The executives at General Motors had had enough.
It was 1982. General Motors’ Fremont auto assembly plant was in crisis. The plant ranked at the bottom of the GM’s quality and productivity metrics. Absenteeism was high. Costs were 30 percent higher than GM’s Japanese competitors. Sales and overall customer satisfaction with the Chevy Nova which was manufactured in Fremont were poor and getting worse.
But that wasn’t the worst of it.
Some employees were bent on sabotage. After leaving his sandwich inside the door panel, a line worker chuckled: “A month later, the customer would be driving down the road and wouldn’t be able to figure out where the terrible smell was coming from.”

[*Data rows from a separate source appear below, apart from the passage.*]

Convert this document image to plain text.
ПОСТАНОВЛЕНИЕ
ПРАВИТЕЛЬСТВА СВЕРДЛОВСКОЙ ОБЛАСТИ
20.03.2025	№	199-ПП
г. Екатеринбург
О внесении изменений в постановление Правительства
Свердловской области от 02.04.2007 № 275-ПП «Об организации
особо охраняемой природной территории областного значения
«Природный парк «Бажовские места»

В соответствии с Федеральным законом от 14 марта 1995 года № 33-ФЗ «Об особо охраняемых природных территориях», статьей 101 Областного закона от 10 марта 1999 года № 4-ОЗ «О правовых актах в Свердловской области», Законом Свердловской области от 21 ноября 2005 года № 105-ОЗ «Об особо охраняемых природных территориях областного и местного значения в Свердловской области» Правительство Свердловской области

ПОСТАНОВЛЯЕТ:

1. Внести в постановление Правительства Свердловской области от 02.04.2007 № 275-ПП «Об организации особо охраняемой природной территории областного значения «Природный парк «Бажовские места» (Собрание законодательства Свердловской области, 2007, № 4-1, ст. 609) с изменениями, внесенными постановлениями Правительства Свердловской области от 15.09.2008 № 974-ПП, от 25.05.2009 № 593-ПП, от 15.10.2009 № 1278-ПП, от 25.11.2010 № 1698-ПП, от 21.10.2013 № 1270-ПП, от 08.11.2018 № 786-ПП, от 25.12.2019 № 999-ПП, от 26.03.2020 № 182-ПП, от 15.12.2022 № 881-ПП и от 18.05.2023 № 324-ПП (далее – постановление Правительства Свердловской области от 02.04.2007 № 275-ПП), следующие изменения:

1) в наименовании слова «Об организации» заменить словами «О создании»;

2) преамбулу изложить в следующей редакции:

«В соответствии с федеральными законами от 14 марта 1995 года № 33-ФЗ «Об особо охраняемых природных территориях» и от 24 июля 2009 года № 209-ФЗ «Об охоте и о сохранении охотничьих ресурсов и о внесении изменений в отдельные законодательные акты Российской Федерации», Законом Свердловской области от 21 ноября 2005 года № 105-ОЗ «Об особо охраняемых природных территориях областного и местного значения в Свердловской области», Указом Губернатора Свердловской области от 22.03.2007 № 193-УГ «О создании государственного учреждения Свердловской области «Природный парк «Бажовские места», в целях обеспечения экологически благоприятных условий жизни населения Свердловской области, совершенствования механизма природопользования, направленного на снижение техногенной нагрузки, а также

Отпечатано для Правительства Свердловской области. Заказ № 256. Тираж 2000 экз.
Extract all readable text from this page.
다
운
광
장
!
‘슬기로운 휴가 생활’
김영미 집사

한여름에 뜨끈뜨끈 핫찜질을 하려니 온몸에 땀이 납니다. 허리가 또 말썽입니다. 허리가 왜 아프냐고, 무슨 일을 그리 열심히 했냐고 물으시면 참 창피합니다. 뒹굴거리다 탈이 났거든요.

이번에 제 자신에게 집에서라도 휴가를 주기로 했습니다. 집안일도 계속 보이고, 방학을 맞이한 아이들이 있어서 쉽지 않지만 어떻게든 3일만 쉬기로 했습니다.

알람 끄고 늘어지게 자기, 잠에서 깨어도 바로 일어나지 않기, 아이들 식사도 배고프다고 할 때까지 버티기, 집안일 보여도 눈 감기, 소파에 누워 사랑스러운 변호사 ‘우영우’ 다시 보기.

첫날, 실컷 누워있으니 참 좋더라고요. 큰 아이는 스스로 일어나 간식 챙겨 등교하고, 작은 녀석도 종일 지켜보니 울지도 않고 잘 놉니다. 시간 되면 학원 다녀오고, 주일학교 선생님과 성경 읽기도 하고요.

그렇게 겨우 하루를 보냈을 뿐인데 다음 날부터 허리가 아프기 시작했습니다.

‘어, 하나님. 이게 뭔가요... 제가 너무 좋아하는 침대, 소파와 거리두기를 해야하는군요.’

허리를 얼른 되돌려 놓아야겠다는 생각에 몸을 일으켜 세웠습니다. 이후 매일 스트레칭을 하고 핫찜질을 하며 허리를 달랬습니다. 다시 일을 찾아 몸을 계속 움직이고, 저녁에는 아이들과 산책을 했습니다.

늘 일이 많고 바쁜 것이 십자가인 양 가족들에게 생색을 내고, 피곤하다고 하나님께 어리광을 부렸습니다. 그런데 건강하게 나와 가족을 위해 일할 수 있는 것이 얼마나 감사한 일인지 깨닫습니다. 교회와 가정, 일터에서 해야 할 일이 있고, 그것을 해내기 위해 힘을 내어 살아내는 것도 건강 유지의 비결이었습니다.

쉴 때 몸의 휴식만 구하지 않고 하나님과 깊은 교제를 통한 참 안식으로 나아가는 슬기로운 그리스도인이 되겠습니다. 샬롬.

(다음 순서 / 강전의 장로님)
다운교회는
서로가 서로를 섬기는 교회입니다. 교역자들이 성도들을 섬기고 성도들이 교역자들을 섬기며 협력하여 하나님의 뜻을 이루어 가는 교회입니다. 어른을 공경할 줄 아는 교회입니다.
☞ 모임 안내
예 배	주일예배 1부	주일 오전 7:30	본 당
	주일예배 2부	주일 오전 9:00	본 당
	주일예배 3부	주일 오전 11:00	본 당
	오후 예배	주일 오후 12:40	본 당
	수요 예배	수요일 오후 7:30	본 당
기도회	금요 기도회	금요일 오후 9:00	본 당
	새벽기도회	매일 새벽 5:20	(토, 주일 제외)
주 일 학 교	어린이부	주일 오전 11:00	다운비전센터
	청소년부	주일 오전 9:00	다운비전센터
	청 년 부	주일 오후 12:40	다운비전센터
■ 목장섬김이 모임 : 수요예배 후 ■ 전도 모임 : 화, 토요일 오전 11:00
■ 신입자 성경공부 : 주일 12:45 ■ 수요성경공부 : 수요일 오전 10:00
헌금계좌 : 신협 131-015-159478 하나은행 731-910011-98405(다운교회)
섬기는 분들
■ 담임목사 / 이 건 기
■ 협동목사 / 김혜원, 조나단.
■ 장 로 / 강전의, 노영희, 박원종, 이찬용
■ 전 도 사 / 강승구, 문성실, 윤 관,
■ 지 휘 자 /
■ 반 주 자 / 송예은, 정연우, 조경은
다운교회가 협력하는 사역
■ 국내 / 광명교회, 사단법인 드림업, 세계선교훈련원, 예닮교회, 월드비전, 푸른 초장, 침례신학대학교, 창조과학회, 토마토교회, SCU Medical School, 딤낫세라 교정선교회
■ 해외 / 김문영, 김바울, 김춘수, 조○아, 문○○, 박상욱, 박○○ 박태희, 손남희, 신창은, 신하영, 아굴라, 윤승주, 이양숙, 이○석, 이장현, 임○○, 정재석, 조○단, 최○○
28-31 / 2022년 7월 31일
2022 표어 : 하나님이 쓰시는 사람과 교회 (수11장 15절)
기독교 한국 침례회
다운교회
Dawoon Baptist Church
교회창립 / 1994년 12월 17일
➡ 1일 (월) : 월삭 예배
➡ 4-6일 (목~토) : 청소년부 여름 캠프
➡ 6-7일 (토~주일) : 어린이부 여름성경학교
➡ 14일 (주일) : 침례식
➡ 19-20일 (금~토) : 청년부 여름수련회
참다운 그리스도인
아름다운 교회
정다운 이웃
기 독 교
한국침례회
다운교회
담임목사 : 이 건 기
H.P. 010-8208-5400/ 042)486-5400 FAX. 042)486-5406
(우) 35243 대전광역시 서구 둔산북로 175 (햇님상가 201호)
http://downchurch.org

Management attempted a variety of improvement programs. Nothing worked. A decision was made.
The plant was shut down.
“Then GM did something interesting,” Robert E. Quinn recounts in his excellent book, The Deep Change Field Guide: A Personal Course to Discovering the Leader Within: “The company approached a competitor, Toyota, with an offer to collaborate on designing and building a car. Toyota jumped at the chance.
“GM offered the use of the Fremont facility, but the plant was not to be remodeled. Toyota said, ‘Fine.’ UAW workers had to be hired back first, on the basis of seniority. The oldest and most recalcitrant employees, those who had complained about management the longest, were given the first crack at jobs. Toyota said, ‘Fine.’
“Toyota had just one request: to allow Toyota managers to run the place. GM said, ‘Fine.'”
18 months after being shut down, the Fremont plant reopened. Robert tells us: “Everything improved – employee satisfaction, sales trends, quality, productivity, and customer satisfaction.”
The turnaround at the Fremont plant is one of my favorite business stories because it speaks to the power of workplace culture.
“There is one point that towers over all others,” Robert writes: “The GM plant at Fremont was a human system teeming with potential. The GM executives were so firm in their conclusion about the lack of potential that they, in essence, gave the plant away.
“The people from Toyota, by contrast, could see the potential. They built their efforts on two pillars: commitment to continuous improvement and respect for people. They recognized the problem lay in the plant’s culture. They therefore set about making a deep change, working to change the culture by giving each employee a personal stake in the product he or she produced.”
And the line worker who left his sandwich in the door panel?
“I feel personally responsible for those cars,” he shared following the plant’s reopening. “When I see a Toyota Corolla in a parking lot, I leave a business card under the windshield wiper with a note: “I made your car. Any problems, call me.'”
Reflection: What explains the change in attitude and behavior of the line worker?